Si certains malades n’ont jamais développé de signes visibles d’herpès, les autres savent le plus souvent identifier une nouvelle crise. Mais en raison d’une méconnaissance générale de la maladie, et du fait que celle-ci peut toucher les parties les plus intimes, les malades peuvent avoir tendance à se replier sur eux-mêmes. Le virus a ainsi des conséquences sur la vie affective et sexuelle d’une personne ainsi que sur ses relations avec autrui. D’où l’importance de lever le tabou et d’en parler, notamment au sein du couple. En effet, le diagnostic d’herpès peut apparaître aux yeux d’une personne mal informée comme une preuve d’infidélité. Or il s’écoule parfois de longues années avant que les premiers symptômes du virus ne se déclarent. Par ailleurs, au cours d’une période de crise dans un couple stable, il devient absolument indispensable de se protéger lors d’un rapport sexuel et donc d’expliquer pourquoi. L’abstinence est même conseillée lors d’une période de poussé car on ne peut certifier que l’intégralité de la zone contaminée sera couverte par un préservatif.
Si les conséquences « annexes » de l’herpès génital sont avant tout psychologiques, ou limitées à la sphère privée, celles du HSV-1 sont également sociétales. D’une part, la lésion est visible donc gênante. D’autre part, en période de poussée, mieux vaut ne pas embrasser quelqu’un ou ne pas lui serrer la main, selon la localisation de la lésion. Mais si l’on exerce une profession « de contact », commercial par exemple, cette règle de prudence s’avère très difficile à respecter.
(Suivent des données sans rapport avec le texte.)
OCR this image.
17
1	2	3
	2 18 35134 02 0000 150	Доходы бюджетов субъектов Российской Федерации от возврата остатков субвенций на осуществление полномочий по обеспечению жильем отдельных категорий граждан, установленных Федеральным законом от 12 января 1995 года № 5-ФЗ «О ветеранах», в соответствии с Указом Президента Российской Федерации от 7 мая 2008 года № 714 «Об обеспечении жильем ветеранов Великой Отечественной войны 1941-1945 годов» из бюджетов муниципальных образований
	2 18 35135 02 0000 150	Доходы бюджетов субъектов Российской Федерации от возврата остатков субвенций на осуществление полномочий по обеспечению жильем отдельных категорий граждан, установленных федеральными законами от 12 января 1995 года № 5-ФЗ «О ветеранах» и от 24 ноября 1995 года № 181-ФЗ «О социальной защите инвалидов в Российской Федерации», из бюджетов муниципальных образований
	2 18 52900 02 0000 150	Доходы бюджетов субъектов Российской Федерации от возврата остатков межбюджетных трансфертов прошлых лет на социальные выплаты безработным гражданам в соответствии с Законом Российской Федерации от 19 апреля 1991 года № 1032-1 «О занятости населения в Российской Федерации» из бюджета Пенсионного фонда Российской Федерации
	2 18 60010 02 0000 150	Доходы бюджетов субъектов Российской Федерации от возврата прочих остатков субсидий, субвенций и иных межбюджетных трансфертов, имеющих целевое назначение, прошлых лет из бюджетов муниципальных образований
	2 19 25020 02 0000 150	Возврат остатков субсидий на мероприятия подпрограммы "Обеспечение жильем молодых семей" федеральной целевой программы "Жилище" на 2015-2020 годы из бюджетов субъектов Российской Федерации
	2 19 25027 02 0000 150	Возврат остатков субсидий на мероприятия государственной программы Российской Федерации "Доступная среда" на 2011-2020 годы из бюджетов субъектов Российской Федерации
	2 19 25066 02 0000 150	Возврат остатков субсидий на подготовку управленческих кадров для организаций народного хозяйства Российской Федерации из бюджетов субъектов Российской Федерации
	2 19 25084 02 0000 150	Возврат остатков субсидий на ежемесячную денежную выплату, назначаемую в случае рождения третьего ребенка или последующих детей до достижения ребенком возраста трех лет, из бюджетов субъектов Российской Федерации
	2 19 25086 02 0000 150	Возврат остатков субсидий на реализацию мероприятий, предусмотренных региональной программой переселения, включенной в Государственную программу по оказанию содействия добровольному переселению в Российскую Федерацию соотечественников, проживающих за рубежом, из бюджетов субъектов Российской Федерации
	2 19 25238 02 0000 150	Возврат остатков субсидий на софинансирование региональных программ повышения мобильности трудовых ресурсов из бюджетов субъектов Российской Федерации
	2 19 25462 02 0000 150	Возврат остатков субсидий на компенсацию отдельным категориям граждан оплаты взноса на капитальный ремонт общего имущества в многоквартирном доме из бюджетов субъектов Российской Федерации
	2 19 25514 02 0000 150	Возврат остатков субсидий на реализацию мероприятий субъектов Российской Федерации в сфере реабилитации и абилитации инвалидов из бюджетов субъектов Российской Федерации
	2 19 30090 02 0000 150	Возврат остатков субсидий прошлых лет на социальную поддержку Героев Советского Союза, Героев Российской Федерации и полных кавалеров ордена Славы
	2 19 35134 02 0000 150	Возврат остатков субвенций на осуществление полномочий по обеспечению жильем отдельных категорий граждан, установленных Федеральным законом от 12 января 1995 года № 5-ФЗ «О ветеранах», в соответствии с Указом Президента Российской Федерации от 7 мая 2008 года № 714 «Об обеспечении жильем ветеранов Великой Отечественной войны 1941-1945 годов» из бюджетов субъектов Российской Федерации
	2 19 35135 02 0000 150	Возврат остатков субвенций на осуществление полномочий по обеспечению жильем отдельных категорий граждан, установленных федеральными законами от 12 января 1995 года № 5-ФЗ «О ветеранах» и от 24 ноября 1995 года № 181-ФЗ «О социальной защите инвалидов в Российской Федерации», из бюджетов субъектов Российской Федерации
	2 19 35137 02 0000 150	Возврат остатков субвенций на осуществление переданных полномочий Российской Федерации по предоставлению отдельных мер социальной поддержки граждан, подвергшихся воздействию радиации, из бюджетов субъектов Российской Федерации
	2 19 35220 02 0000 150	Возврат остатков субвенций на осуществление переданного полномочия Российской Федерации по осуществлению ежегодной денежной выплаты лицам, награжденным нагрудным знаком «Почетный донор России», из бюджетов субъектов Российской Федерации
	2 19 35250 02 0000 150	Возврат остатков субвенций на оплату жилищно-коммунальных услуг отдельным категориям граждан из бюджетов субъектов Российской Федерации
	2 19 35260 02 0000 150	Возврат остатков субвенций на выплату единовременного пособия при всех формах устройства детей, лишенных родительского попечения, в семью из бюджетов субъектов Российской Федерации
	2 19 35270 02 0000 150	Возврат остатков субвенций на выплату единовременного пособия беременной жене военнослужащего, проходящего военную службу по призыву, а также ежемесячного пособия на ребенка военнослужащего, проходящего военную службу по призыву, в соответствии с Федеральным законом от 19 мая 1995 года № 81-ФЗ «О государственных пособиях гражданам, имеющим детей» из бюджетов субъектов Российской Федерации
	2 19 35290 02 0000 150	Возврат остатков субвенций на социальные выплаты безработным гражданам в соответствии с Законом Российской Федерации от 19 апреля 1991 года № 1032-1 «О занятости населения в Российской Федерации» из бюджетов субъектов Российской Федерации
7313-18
Quels sont les symptômes ?

Picotements, démangeaisons, sensations de brûlures et d’engourdissement au niveau de la bouche sont les signes annonciateurs de la poussée d’herpès. Ils ont suivis lors de la crise herpétique (quelques heures à quelques jours plus tard) de rougeurs et de cloques qui en se desséchant laissent des croûtes.
Orientation
Un médecin généraliste ou un dermatologue. En cas de signes oculaires, un ophtalmologiste.
Comment se fait le diagnostic ?

En général, l’herpès buccal présente des signes suffisamment caractéristiques, pour qu’une simple observation par le médecin suffise. L’idéal étant de consulter au moment d’une poussée herpétique. Un prélèvement et une prise de sang permettent de confirmer l’observation.
Quels sont les traitements ?
On ne guérit pas de l’herpès, on le soigne. Les médicaments anti-herpétiques (valaciclovir et aciclovir) sont efficaces. Administrés au plus tôt (dès les premiers signes) par voie orale, ils diminuent les symptômes, réduisent la durée de la crise et peuvent parfois même stopper la poussée.